The captain looked me in the eye and he said, “Take us back to the ship, Peter.”

Muscles twitching, my hands shook as they gripped the oars. For several minutes, I couldn’t move except to shake.

Warwick sat and waited quietly.

Eventually, I started to row back to the ship. “I don’t understand.”

“Flesh is as dear to fish folk as treasure, all sailors know. Some crews will cut a limb off someone’s body. Should we have fed an arm to it instead?”

I was silent.

“And how do we decide who loses the limb? Do I pick? Do we draw straws, Master Peter?”

Watching me with his one eye, he waited for me to answer. But I had none. He sighed. “This was indeed the wrong way to handle this, except for all other ways.”

When we reached the ship, ropes were lowered and we fixed them to the jolly boat.

My voice broke but finished firm. “But why the doctor?”

“Heave-to, Peter. Why not him? We are all sad that Foote died. And we are still sad. But now, we can say that we did something about it.”

“But he didn’t know—“

“’Didn’t know’? Didn’t know what? That mer-folk eat people? Better that we brought him here willingly, isn’t it? Or would you prefer I ordered it, like a king?”

“That wasn’t part of our vote,” I said.

“The risk of danger, Peter, is all around. When he stepped into the rowboat, he was free and willing.”

“Freedom don’t mean much of nothing if you don’t rightly know anything, I reckon.”
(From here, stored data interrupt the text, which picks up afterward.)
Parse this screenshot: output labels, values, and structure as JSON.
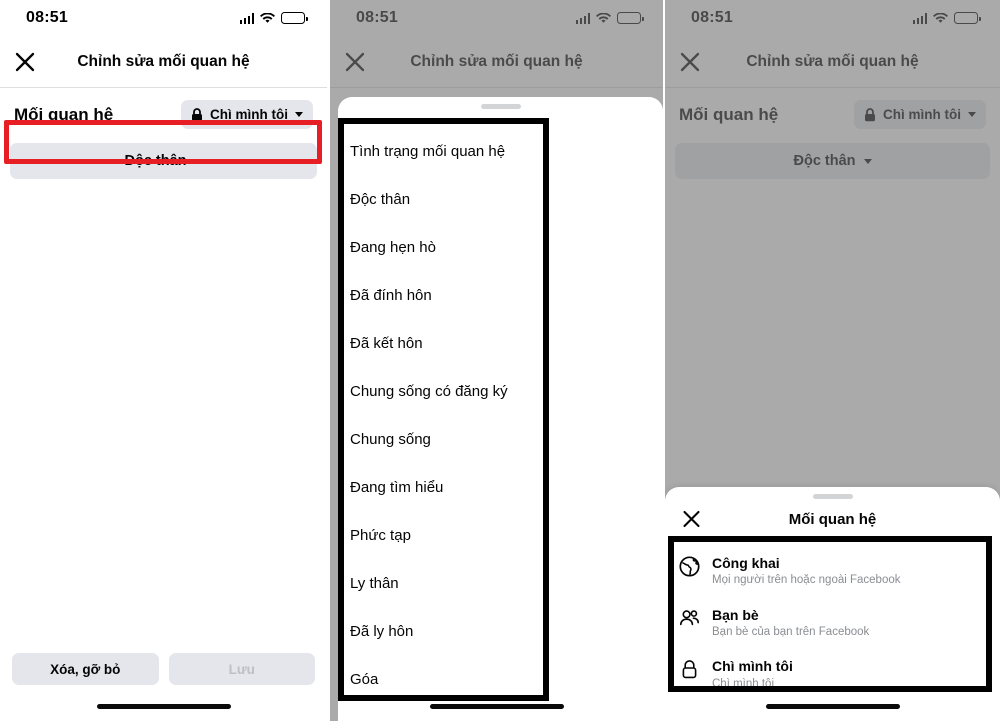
{
  "status_bar": {
    "time": "08:51",
    "signal_icon": "cellular-signal-icon",
    "wifi_icon": "wifi-icon",
    "battery_icon": "battery-icon"
  },
  "nav": {
    "title": "Chỉnh sửa mối quan hệ",
    "close_icon": "close-icon"
  },
  "editor": {
    "section_label": "Mối quan hệ",
    "privacy_chip": {
      "label": "Chì mình tôi",
      "lock_icon": "lock-icon",
      "caret_icon": "chevron-down-icon"
    },
    "status_button": {
      "label": "Độc thân",
      "caret_icon": "chevron-down-icon"
    },
    "delete_button": "Xóa, gỡ bỏ",
    "save_button": "Lưu"
  },
  "status_sheet": {
    "grabber": "drag-handle",
    "options": [
      "Tình trạng mối quan hệ",
      "Độc thân",
      "Đang hẹn hò",
      "Đã đính hôn",
      "Đã kết hôn",
      "Chung sống có đăng ký",
      "Chung sống",
      "Đang tìm hiểu",
      "Phức tạp",
      "Ly thân",
      "Đã ly hôn",
      "Góa"
    ]
  },
  "privacy_sheet": {
    "title": "Mối quan hệ",
    "close_icon": "close-icon",
    "grabber": "drag-handle",
    "options": [
      {
        "icon": "globe-icon",
        "title": "Công khai",
        "subtitle": "Mọi người trên hoặc ngoài Facebook"
      },
      {
        "icon": "friends-icon",
        "title": "Bạn bè",
        "subtitle": "Bạn bè của bạn trên Facebook"
      },
      {
        "icon": "lock-icon",
        "title": "Chì mình tôi",
        "subtitle": "Chì mình tôi"
      }
    ]
  },
  "annotations": {
    "highlight_color": "#e81e25",
    "box_color": "#000000"
  }
}
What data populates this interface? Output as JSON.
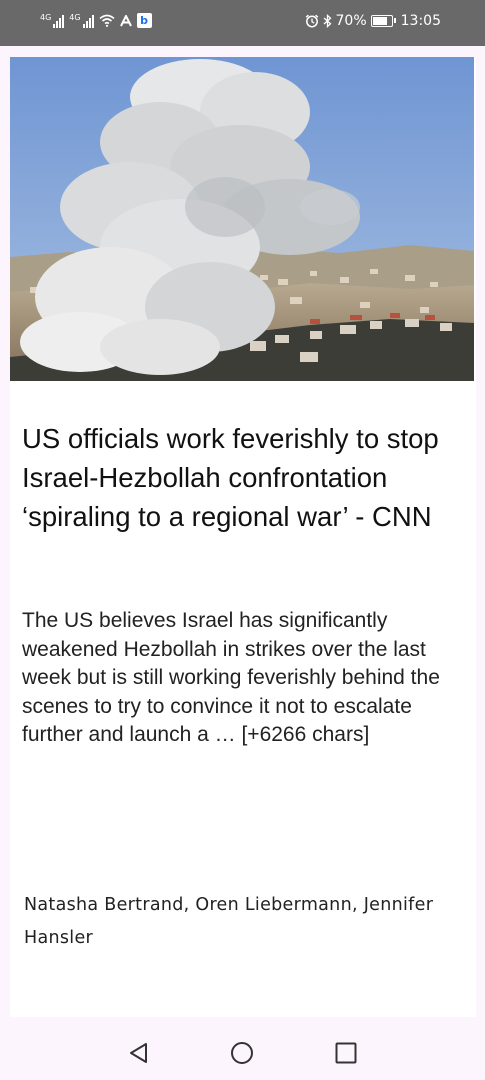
{
  "status_bar": {
    "network_1": "4G",
    "network_2": "4G",
    "bing_badge": "b",
    "battery": "70%",
    "battery_level": 0.7,
    "time": "13:05",
    "icons": [
      "signal-icon",
      "wifi-icon",
      "a-notification-icon",
      "bing-icon",
      "alarm-icon",
      "bluetooth-icon",
      "battery-icon"
    ]
  },
  "article": {
    "title": "US officials work feverishly to stop Israel-Hezbollah confrontation ‘spiraling to a regional war’ - CNN",
    "description": "The US believes Israel has significantly weakened Hezbollah in strikes over the last week but is still working feverishly behind the scenes to try to convince it not to escalate further and launch a … [+6266 chars]",
    "authors": "Natasha Bertrand, Oren Liebermann, Jennifer Hansler"
  },
  "nav_bar": {
    "icons": [
      "back-icon",
      "home-icon",
      "recents-icon"
    ]
  }
}
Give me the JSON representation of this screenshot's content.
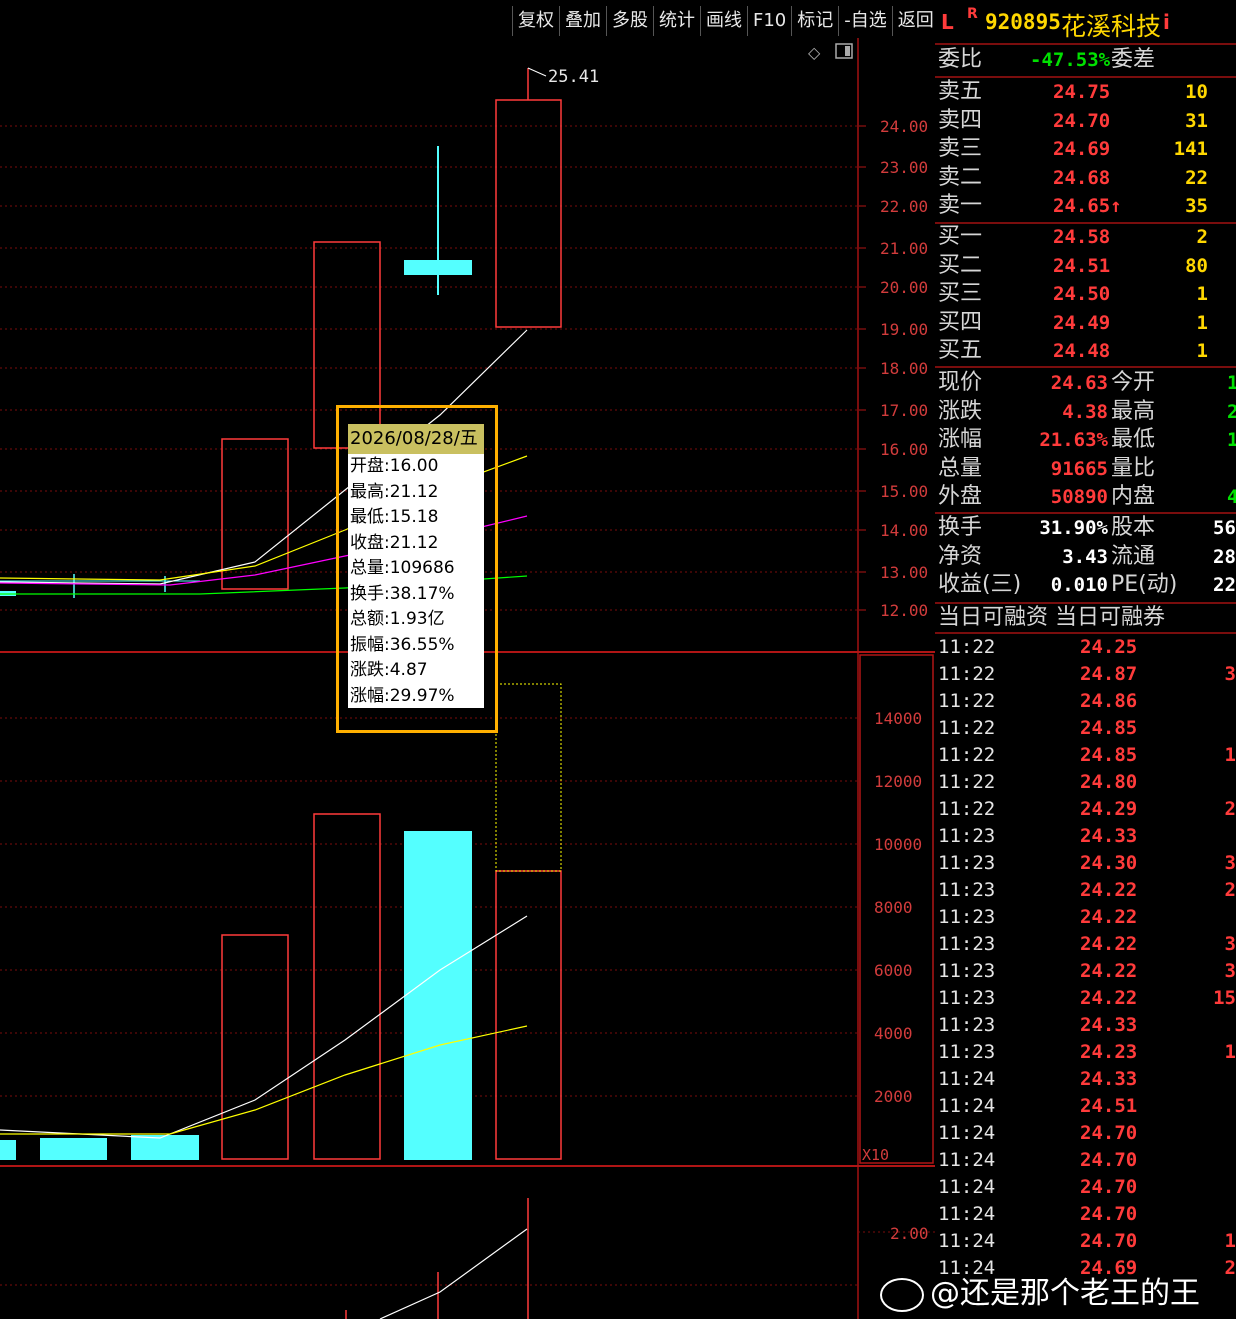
{
  "toolbar": [
    "复权",
    "叠加",
    "多股",
    "统计",
    "画线",
    "F10",
    "标记",
    "-自选",
    "返回"
  ],
  "stock": {
    "prefix": "L",
    "flag": "R",
    "code": "920895",
    "name": "花溪科技",
    "info": "i"
  },
  "weibi": {
    "label": "委比",
    "value": "-47.53%",
    "label2": "委差"
  },
  "sells": [
    {
      "label": "卖五",
      "price": "24.75",
      "vol": "10"
    },
    {
      "label": "卖四",
      "price": "24.70",
      "vol": "31"
    },
    {
      "label": "卖三",
      "price": "24.69",
      "vol": "141"
    },
    {
      "label": "卖二",
      "price": "24.68",
      "vol": "22"
    },
    {
      "label": "卖一",
      "price": "24.65↑",
      "vol": "35"
    }
  ],
  "buys": [
    {
      "label": "买一",
      "price": "24.58",
      "vol": "2"
    },
    {
      "label": "买二",
      "price": "24.51",
      "vol": "80"
    },
    {
      "label": "买三",
      "price": "24.50",
      "vol": "1"
    },
    {
      "label": "买四",
      "price": "24.49",
      "vol": "1"
    },
    {
      "label": "买五",
      "price": "24.48",
      "vol": "1"
    }
  ],
  "quote": [
    {
      "l1": "现价",
      "v1": "24.63",
      "l2": "今开",
      "v2": "1"
    },
    {
      "l1": "涨跌",
      "v1": "4.38",
      "l2": "最高",
      "v2": "2"
    },
    {
      "l1": "涨幅",
      "v1": "21.63%",
      "l2": "最低",
      "v2": "1"
    },
    {
      "l1": "总量",
      "v1": "91665",
      "l2": "量比",
      "v2": ""
    },
    {
      "l1": "外盘",
      "v1": "50890",
      "l2": "内盘",
      "v2": "4"
    }
  ],
  "fund": [
    {
      "l1": "换手",
      "v1": "31.90%",
      "l2": "股本",
      "v2": "56"
    },
    {
      "l1": "净资",
      "v1": "3.43",
      "l2": "流通",
      "v2": "28"
    },
    {
      "l1": "收益(三)",
      "v1": "0.010",
      "l2": "PE(动)",
      "v2": "22"
    }
  ],
  "margin_header": "当日可融资 当日可融券",
  "ticks": [
    {
      "t": "11:22",
      "p": "24.25",
      "v": ""
    },
    {
      "t": "11:22",
      "p": "24.87",
      "v": "3"
    },
    {
      "t": "11:22",
      "p": "24.86",
      "v": ""
    },
    {
      "t": "11:22",
      "p": "24.85",
      "v": ""
    },
    {
      "t": "11:22",
      "p": "24.85",
      "v": "1"
    },
    {
      "t": "11:22",
      "p": "24.80",
      "v": ""
    },
    {
      "t": "11:22",
      "p": "24.29",
      "v": "2"
    },
    {
      "t": "11:23",
      "p": "24.33",
      "v": ""
    },
    {
      "t": "11:23",
      "p": "24.30",
      "v": "3"
    },
    {
      "t": "11:23",
      "p": "24.22",
      "v": "2"
    },
    {
      "t": "11:23",
      "p": "24.22",
      "v": ""
    },
    {
      "t": "11:23",
      "p": "24.22",
      "v": "3"
    },
    {
      "t": "11:23",
      "p": "24.22",
      "v": "3"
    },
    {
      "t": "11:23",
      "p": "24.22",
      "v": "15"
    },
    {
      "t": "11:23",
      "p": "24.33",
      "v": ""
    },
    {
      "t": "11:23",
      "p": "24.23",
      "v": "1"
    },
    {
      "t": "11:24",
      "p": "24.33",
      "v": ""
    },
    {
      "t": "11:24",
      "p": "24.51",
      "v": ""
    },
    {
      "t": "11:24",
      "p": "24.70",
      "v": ""
    },
    {
      "t": "11:24",
      "p": "24.70",
      "v": ""
    },
    {
      "t": "11:24",
      "p": "24.70",
      "v": ""
    },
    {
      "t": "11:24",
      "p": "24.70",
      "v": ""
    },
    {
      "t": "11:24",
      "p": "24.70",
      "v": "1"
    },
    {
      "t": "11:24",
      "p": "24.69",
      "v": "2"
    }
  ],
  "tooltip": {
    "date": "2026/08/28/五",
    "lines": [
      "开盘:16.00",
      "最高:21.12",
      "最低:15.18",
      "收盘:21.12",
      "总量:109686",
      "换手:38.17%",
      "总额:1.93亿",
      "振幅:36.55%",
      "涨跌:4.87",
      "涨幅:29.97%"
    ]
  },
  "price_axis": [
    "24.00",
    "23.00",
    "22.00",
    "21.00",
    "20.00",
    "19.00",
    "18.00",
    "17.00",
    "16.00",
    "15.00",
    "14.00",
    "13.00",
    "12.00"
  ],
  "vol_axis": [
    "14000",
    "12000",
    "10000",
    "8000",
    "6000",
    "4000",
    "2000"
  ],
  "vol_unit": "X10",
  "ind_axis": [
    "2.00"
  ],
  "high_mark": "25.41",
  "watermark": "@还是那个老王的王",
  "colors": {
    "up": "#ff3b3b",
    "down": "#54ffff",
    "ma5": "#ffffff",
    "ma10": "#ffff00",
    "ma20": "#ff00ff",
    "ma60": "#00ff00",
    "grid": "#7a0d0d"
  },
  "chart_data": {
    "type": "candlestick",
    "candles": [
      {
        "open": 16.0,
        "high": 21.12,
        "low": 15.18,
        "close": 21.12,
        "volume": 109686,
        "up": true
      },
      {
        "open": 20.6,
        "high": 23.5,
        "low": 19.8,
        "close": 20.25,
        "up": false
      },
      {
        "open": 19.0,
        "high": 25.41,
        "low": 19.0,
        "close": 24.6,
        "up": true
      }
    ],
    "y_range": [
      11.6,
      25.8
    ],
    "volume_range": [
      0,
      15000
    ]
  }
}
“Mayhaps we gave her Foote’s dead body instead? No, I gave her the master surgeon who was not liked by you, and none will hold it against me for long. Even if you and he did not, most knew it meant likely death for the doctor.”
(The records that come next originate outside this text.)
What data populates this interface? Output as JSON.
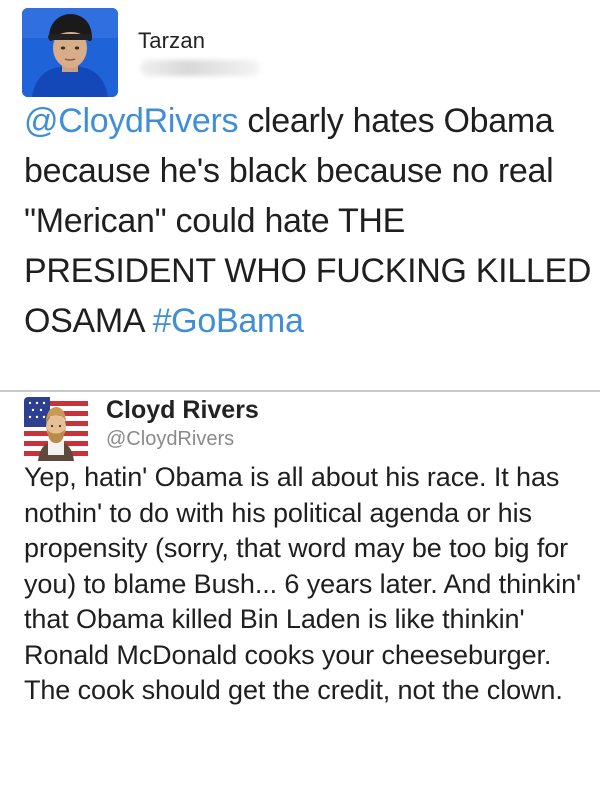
{
  "tweet1": {
    "author_name": "Tarzan",
    "mention": "@CloydRivers",
    "text_after_mention": " clearly hates Obama because he's black because no real \"Merican\" could hate THE PRESIDENT WHO FUCKING KILLED OSAMA ",
    "hashtag": "#GoBama"
  },
  "tweet2": {
    "author_name": "Cloyd Rivers",
    "handle": "@CloydRivers",
    "text": "Yep, hatin' Obama is all about his race. It has nothin' to do with his political agenda or his propensity (sorry, that word may be too big for you) to blame Bush... 6 years later. And thinkin' that Obama killed Bin Laden is like thinkin' Ronald McDonald cooks your cheeseburger. The cook should get the credit, not the clown."
  },
  "colors": {
    "link": "#3f8ed6",
    "text": "#1f1f1f",
    "handle": "#8a8a8a",
    "divider": "#c9c9c9"
  }
}
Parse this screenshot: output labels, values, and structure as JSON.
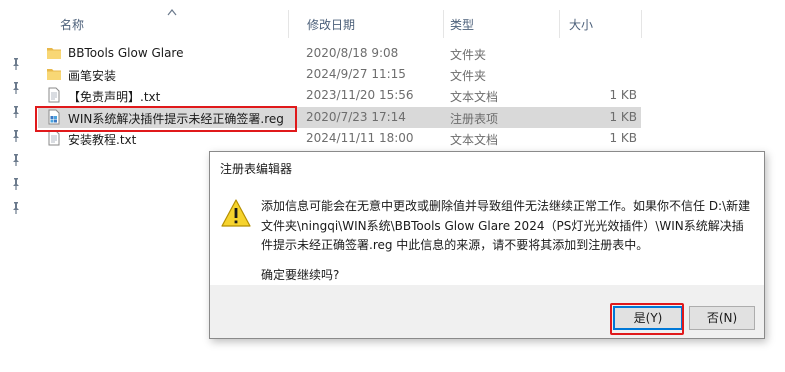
{
  "columns": {
    "name": "名称",
    "modified": "修改日期",
    "type": "类型",
    "size": "大小"
  },
  "files": [
    {
      "name": "BBTools Glow Glare",
      "modified": "2020/8/18 9:08",
      "type": "文件夹",
      "size": "",
      "icon": "folder-icon",
      "selected": false
    },
    {
      "name": "画笔安装",
      "modified": "2024/9/27 11:15",
      "type": "文件夹",
      "size": "",
      "icon": "folder-icon",
      "selected": false
    },
    {
      "name": "【免责声明】.txt",
      "modified": "2023/11/20 15:56",
      "type": "文本文档",
      "size": "1 KB",
      "icon": "text-file-icon",
      "selected": false
    },
    {
      "name": "WIN系统解决插件提示未经正确签署.reg",
      "modified": "2020/7/23 17:14",
      "type": "注册表项",
      "size": "1 KB",
      "icon": "registry-file-icon",
      "selected": true
    },
    {
      "name": "安装教程.txt",
      "modified": "2024/11/11 18:00",
      "type": "文本文档",
      "size": "1 KB",
      "icon": "text-file-icon",
      "selected": false
    }
  ],
  "dialog": {
    "title": "注册表编辑器",
    "message_lines": [
      "添加信息可能会在无意中更改或删除值并导致组件无法继续正常工作。如果你不信任 D:\\新建",
      "文件夹\\ningqi\\WIN系统\\BBTools Glow Glare 2024（PS灯光光效插件）\\WIN系统解决插",
      "件提示未经正确签署.reg 中此信息的来源，请不要将其添加到注册表中。"
    ],
    "question": "确定要继续吗?",
    "yes_label": "是(Y)",
    "no_label": "否(N)"
  },
  "colors": {
    "highlight": "#e0191b",
    "selection": "#d9d9d9",
    "focus": "#0078d7",
    "folder": "#f8d775"
  }
}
Before the lifting boat made it to the Shadow’s deck, I said, “Meaning no disrespect, captain, but sometimes I don’t know if you’re the shepherd or the butcher.”
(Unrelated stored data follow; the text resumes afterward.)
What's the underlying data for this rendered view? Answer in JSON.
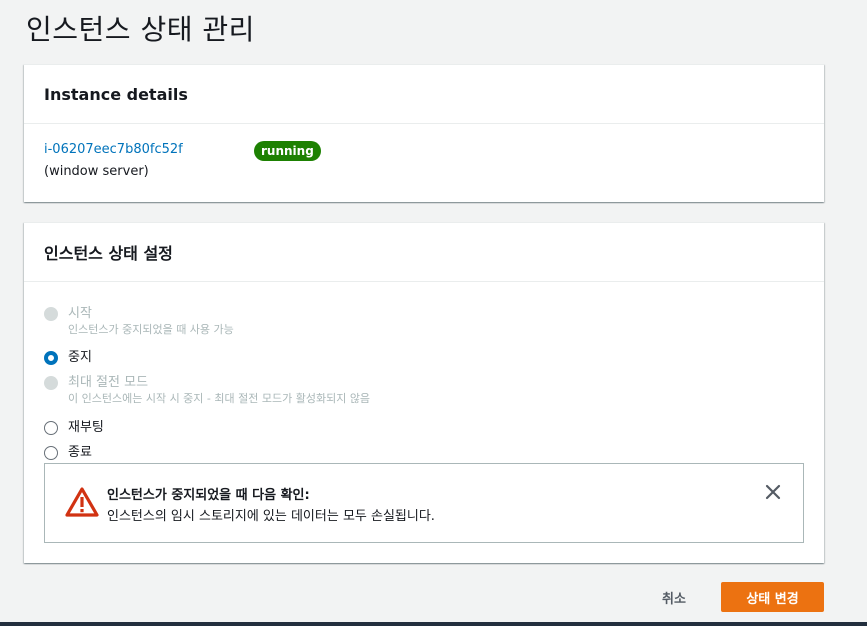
{
  "page": {
    "title": "인스턴스 상태 관리"
  },
  "details": {
    "header": "Instance details",
    "instance_id": "i-06207eec7b80fc52f",
    "instance_name": "(window server)",
    "status": "running",
    "status_color": "#1d8102"
  },
  "state": {
    "header": "인스턴스 상태 설정",
    "options": [
      {
        "label": "시작",
        "description": "인스턴스가 중지되었을 때 사용 가능",
        "disabled": true,
        "checked": false
      },
      {
        "label": "중지",
        "description": "",
        "disabled": false,
        "checked": true
      },
      {
        "label": "최대 절전 모드",
        "description": "이 인스턴스에는 시작 시 중지 - 최대 절전 모드가 활성화되지 않음",
        "disabled": true,
        "checked": false
      },
      {
        "label": "재부팅",
        "description": "",
        "disabled": false,
        "checked": false
      },
      {
        "label": "종료",
        "description": "",
        "disabled": false,
        "checked": false
      }
    ]
  },
  "alert": {
    "title": "인스턴스가 중지되었을 때 다음 확인:",
    "body": "인스턴스의 임시 스토리지에 있는 데이터는 모두 손실됩니다.",
    "icon": "warning-icon",
    "icon_color": "#d13212"
  },
  "actions": {
    "cancel_label": "취소",
    "submit_label": "상태 변경",
    "accent_color": "#ec7211"
  }
}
“Sometimes I have to be both.”

We stepped safely on deck and for the rest of the day, the crew worked faster and more easily. None looked me in the eye until the sun set below the water. At night, I strung up my hammock in Foote’s empty cabin.

The sound of laughter at my admission that the only woman I knew was my mother mixed with the sudden screams of the doctor. I thought of my dead father. He came home from the sea with a peg leg; thinking about what the captain said, I wondered how he’d lost it. My fists wanted to kill someone, but I didn’t know who, whether it was the crew, the doctor, the captain, or myself.

I never saw another mermaid in my life. Nor did we ever spy the Steadfast.